Bob Lingenfelter

No. 75, 76
- Positions: Tackle, guard

Personal information
- Born: September 1, 1954 Norfolk, Nebraska, U.S.
- Died: January 29, 2025 (aged 70) Plainview, Nebraska, U.S.
- Listed height: 6 ft 7 in (2.01 m)
- Listed weight: 277 lb (126 kg)

Career information
- College: Nebraska
- NFL draft: 1977: 7th round, 188th overall pick

Career history
- Cleveland Browns (1977); Minnesota Vikings (1978);

Awards and highlights
- First-team All-Big Eight (1976); Second-team All-Big Eight (1975);

Career NFL statistics
- Games played: 19
- Games started: 2
- Stats at Pro Football Reference

= Bob Lingenfelter =

American football player (born 1954)

Bob Lingenfelter (born September 1, 1954 – January 29, 2025) was an American professional football tackle and guard. He played for the Cleveland Browns in 1977 and for the Minnesota Vikings in 1978.

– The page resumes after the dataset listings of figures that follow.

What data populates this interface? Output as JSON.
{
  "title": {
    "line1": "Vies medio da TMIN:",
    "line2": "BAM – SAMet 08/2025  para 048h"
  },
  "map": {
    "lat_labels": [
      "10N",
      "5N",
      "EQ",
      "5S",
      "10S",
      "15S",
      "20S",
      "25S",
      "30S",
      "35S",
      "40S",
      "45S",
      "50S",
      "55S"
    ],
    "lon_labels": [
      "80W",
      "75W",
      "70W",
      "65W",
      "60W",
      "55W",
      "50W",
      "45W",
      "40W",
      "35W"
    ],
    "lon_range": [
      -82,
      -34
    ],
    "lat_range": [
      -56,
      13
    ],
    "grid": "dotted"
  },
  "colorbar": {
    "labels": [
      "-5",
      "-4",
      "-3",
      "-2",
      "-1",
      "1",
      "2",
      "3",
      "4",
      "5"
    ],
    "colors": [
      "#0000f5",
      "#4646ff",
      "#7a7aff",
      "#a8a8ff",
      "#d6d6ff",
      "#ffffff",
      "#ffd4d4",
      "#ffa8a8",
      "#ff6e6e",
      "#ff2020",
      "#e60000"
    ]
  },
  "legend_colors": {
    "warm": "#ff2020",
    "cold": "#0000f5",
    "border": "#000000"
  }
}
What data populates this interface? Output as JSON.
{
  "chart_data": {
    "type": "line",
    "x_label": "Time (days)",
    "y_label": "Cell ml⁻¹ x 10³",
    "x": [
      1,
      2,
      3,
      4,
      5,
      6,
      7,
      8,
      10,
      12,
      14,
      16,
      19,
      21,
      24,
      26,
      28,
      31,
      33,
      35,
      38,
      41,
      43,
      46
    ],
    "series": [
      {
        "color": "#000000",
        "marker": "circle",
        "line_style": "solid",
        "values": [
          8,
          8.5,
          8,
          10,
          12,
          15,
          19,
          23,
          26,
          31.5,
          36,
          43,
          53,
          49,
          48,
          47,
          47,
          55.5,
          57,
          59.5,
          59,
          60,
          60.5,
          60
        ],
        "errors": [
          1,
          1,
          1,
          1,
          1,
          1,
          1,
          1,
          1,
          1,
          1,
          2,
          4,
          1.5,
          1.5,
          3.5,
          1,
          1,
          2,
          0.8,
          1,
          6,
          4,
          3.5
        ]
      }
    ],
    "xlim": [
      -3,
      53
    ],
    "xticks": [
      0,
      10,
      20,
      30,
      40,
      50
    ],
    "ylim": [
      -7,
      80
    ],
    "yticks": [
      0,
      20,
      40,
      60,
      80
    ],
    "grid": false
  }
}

== High school and college career ==
Lingenfelter attended Plainview High School, he gathered all-conference and all-state honors in football, while also finishing as the state runner-up heavyweight wrestler and setting school records in shot put and discus for the track team.

Lingenfelter then enjoyed a standout college football career playing for his home state Nebraska Cornhuskers, earning second-team All-Big Eight honors as a junior in 1975 and first-team All-Big Eight and honorable mention All-American honors as a senior.

== Pro career ==
Lingenfelter was picked in the seventh round of the 1977 NFL Draft by the Cleveland Browns. He played 14 games for the Browns in 1977, starting two. He played five games in 1978 for the Minnesota Vikings.

== Personal ==
Following his football career, Lingenfelter returned to Plainview to work as a farmer.

In 2012, Lingenfelter ran as a Republican in the U.S. House primary to represent Nebraska's 3rd District. He lost to incumbent U.S. Representative Adrian Smith 81.4% to 18.6%.

Lingenfelter worked for WJAG News Talk radio (780 AM) out of Norfolk, Nebraska, as an on-air market analyst.

Lingenfelter's father played on the freshman team at Nebraska, while his son Newton was a walk-on who earned a scholarship in 2005 and his nephew Ben also played for the Huskers. Another of Lingenfelter's sons, Harrison, played college football at University of Nebraska Omaha.

Lingenfelter was inducted into the Nebraska Football Hall of Fame in 2006. He was also inducted into the Plainview High School Hall of Fame in 2021.

Lingenfelter died of a heart attack on January 29, 2025.